Many commensal bacteria are present in the lumen. The mucus-secreting epithelium provides an innate barrier to microbial invasion. Specialized epithelial cells, such as M cells, promote the transport of antigens from the lumen into underlying tissues. Cells in the lamina propria, including dendritic cells, T lymphocytes, and macrophages, provide innate and adaptive immune defense against invading microbes; some of these cells are organized into specialized structures, such as Peyer’s patches in the small intestine. Immunoglobulin A (IgA) is a type of antibody abundantly produced in mucosal tissues that is transported into the lumen, where it binds and neutralizes microbes.

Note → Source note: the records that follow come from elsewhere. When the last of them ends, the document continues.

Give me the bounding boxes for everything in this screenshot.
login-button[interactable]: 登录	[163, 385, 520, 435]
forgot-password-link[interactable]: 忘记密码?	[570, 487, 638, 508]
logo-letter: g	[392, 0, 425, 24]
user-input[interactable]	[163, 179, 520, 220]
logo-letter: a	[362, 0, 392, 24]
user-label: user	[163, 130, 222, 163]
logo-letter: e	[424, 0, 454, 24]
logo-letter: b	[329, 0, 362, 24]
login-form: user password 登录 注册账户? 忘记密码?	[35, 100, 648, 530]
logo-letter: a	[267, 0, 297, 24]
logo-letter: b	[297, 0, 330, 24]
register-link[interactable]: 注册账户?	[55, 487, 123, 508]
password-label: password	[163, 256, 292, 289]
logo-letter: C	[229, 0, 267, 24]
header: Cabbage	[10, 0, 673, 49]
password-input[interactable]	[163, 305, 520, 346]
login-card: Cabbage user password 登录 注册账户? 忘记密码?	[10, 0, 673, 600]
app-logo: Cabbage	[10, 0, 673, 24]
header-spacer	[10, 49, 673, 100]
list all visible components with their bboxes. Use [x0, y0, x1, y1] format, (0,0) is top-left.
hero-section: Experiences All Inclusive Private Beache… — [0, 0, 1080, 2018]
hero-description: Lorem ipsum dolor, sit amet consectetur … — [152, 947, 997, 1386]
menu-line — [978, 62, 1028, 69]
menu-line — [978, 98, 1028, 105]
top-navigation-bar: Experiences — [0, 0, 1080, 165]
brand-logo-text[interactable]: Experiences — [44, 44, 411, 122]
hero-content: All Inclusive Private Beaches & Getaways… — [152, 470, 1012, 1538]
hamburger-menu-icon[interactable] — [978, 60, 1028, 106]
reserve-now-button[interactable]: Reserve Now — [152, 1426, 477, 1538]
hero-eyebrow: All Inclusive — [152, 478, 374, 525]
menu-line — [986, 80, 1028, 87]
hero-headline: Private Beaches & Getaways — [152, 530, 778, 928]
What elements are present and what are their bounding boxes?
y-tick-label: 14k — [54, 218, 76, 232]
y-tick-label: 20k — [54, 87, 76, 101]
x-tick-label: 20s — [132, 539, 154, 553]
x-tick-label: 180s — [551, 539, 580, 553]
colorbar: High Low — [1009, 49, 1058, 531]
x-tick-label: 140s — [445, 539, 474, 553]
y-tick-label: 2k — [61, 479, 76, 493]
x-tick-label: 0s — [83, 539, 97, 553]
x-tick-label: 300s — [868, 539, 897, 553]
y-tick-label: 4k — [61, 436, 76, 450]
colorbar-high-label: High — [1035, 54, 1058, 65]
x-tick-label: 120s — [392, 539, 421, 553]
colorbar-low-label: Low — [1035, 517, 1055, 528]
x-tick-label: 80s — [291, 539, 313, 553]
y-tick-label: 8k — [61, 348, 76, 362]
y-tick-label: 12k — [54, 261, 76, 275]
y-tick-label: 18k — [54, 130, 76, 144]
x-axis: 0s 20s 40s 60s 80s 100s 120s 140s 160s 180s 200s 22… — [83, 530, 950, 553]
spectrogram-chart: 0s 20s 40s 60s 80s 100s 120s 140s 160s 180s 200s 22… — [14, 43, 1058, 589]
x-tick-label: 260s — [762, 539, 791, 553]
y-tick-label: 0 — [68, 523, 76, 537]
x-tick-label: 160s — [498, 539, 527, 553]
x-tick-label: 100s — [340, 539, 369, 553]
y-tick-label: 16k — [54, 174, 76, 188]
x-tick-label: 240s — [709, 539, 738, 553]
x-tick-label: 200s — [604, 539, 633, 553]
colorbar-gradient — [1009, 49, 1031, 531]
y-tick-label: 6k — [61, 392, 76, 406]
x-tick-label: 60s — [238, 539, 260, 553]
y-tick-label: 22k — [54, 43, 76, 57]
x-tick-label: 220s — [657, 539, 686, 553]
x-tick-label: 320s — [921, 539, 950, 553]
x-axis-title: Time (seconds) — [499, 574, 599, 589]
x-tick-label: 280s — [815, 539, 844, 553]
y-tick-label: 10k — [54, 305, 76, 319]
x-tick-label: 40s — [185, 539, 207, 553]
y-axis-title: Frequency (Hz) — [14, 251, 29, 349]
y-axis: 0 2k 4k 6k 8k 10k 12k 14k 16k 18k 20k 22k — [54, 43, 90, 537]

Lymphocyte Recirculation and Migration into Tissues:
Naive lymphocytes constantly recirculate between the blood and peripheral lymphoid organs. There they may be activated by antigens to become effector cells. The effector lymphocytes migrate from lymphoid tissues to sites of infection, where microbes are eliminated. Migration of effector lymphocytes to sites of infection is most relevant for T cells, because effector T cells have to locate and eliminate microbes at these sites. Plasma cells do not need to migrate to sites of infection; instead, they secrete antibodies, and the antibodies enter the blood. The naive T cells enter lymph nodes through specialized postcapillary venules, called high endothelial venules (HEVs).
Migration of T Lymphocytes:
Naive T lymphocytes migrate from the blood through high endothelial venules into the T cell zones of lymph nodes, where the cells are activated by antigens. Activated T cells exit the nodes, enter the bloodstream, and migrate preferentially to peripheral tissues at sites of infection and inflammation.